On May 14, 2025, I had the pleasure of presenting a talk at the 13th Club Health International Conference on Nightlife, Substance Use and Related Health Issues, held in the vibrant city of Ghent, Belgium.
My contribution took place during the opening plenary session and was titled “Spectacularized Nocturnality: The Eventification and Touristification of the Night through Culture-Led Massive Events.” The presentation examined the increasing role of large-scale nighttime cultural events—particularly light festivals—in shaping public policies, tourism strategies, and urban branding. I reflected on how these events have transformed the way cities construct and consume nighttime spaces, often leading to a commodified and aestheticized vision of the night that serves both economic and symbolic purposes.

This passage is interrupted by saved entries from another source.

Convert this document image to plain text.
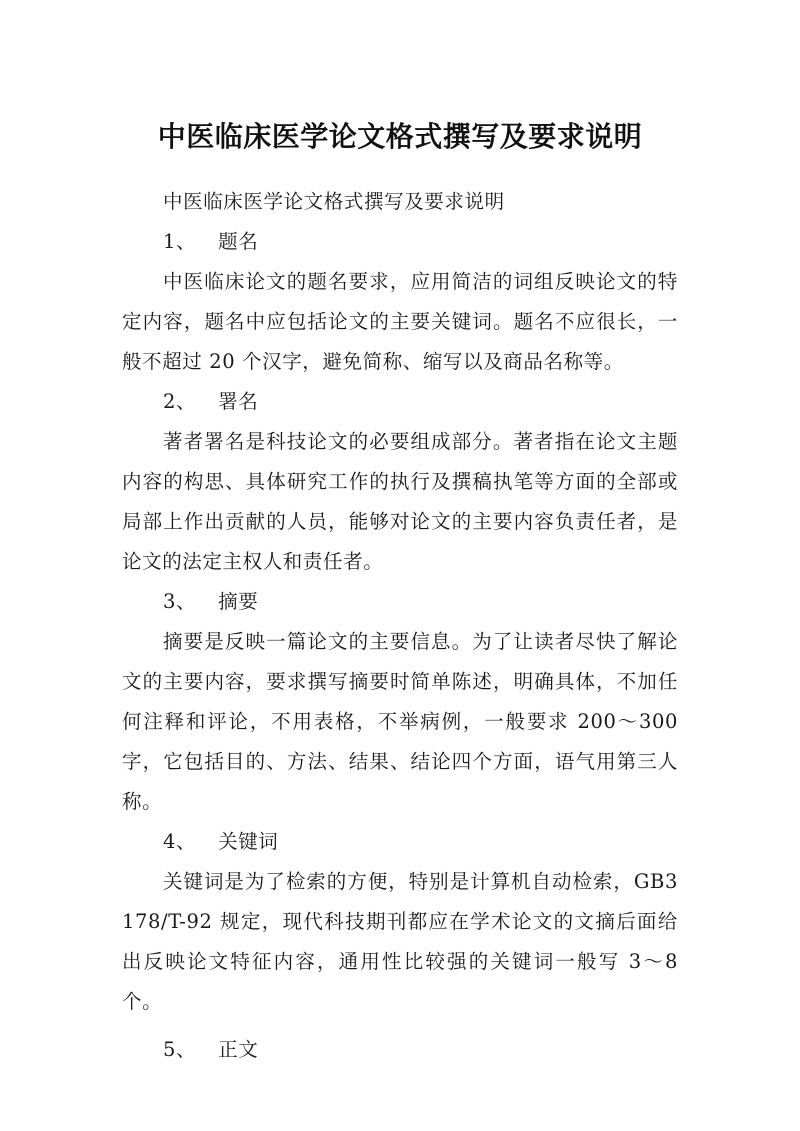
中医临床医学论文格式撰写及要求说明

中医临床医学论文格式撰写及要求说明

1、 题名

中医临床论文的题名要求，应用简洁的词组反映论文的特定内容，题名中应包括论文的主要关键词。题名不应很长，一般不超过 20 个汉字，避免简称、缩写以及商品名称等。

2、 署名

著者署名是科技论文的必要组成部分。著者指在论文主题内容的构思、具体研究工作的执行及撰稿执笔等方面的全部或局部上作出贡献的人员，能够对论文的主要内容负责任者，是论文的法定主权人和责任者。

3、 摘要

摘要是反映一篇论文的主要信息。为了让读者尽快了解论文的主要内容，要求撰写摘要时简单陈述，明确具体，不加任何注释和评论，不用表格，不举病例，一般要求 200～300字，它包括目的、方法、结果、结论四个方面，语气用第三人称。

4、 关键词

关键词是为了检索的方便，特别是计算机自动检索，GB3178/T-92 规定，现代科技期刊都应在学术论文的文摘后面给出反映论文特征内容，通用性比较强的关键词一般写 3～8 个。

5、 正文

Building on my doctoral research, I discussed the social, spatial, and political consequences of this “spectacularization,” with particular attention to the tensions between local identity, inclusivity, and mass tourism. I also raised questions about who the night is being produced for, and how light-based programming can either reinforce or resist exclusionary dynamics in urban nightlife.
It was both stimulating and humbling to share this space with renowned researchers and practitioners from across Europe and beyond—experts working on issues ranging from drug policy and harm reduction to gendered experiences of nightlife and emerging mental health challenges within nocturnal cultures.
The Club Health conference continues to offer one of the most interdisciplinary and policy-relevant platforms for discussing nightlife from a public health, sociocultural, and urban perspective. My thanks to the organising committee—particularly Nicky Dirkx and Charlotte Colman—for curating such a dynamic and critical programme.
Ghent was the perfect setting for this dialogue: a city where history and nightlife co-exist, and where current efforts to rethink night policy through collaborative governance and care practices offer real-world examples of how public health, culture, and nightlife can coalesce.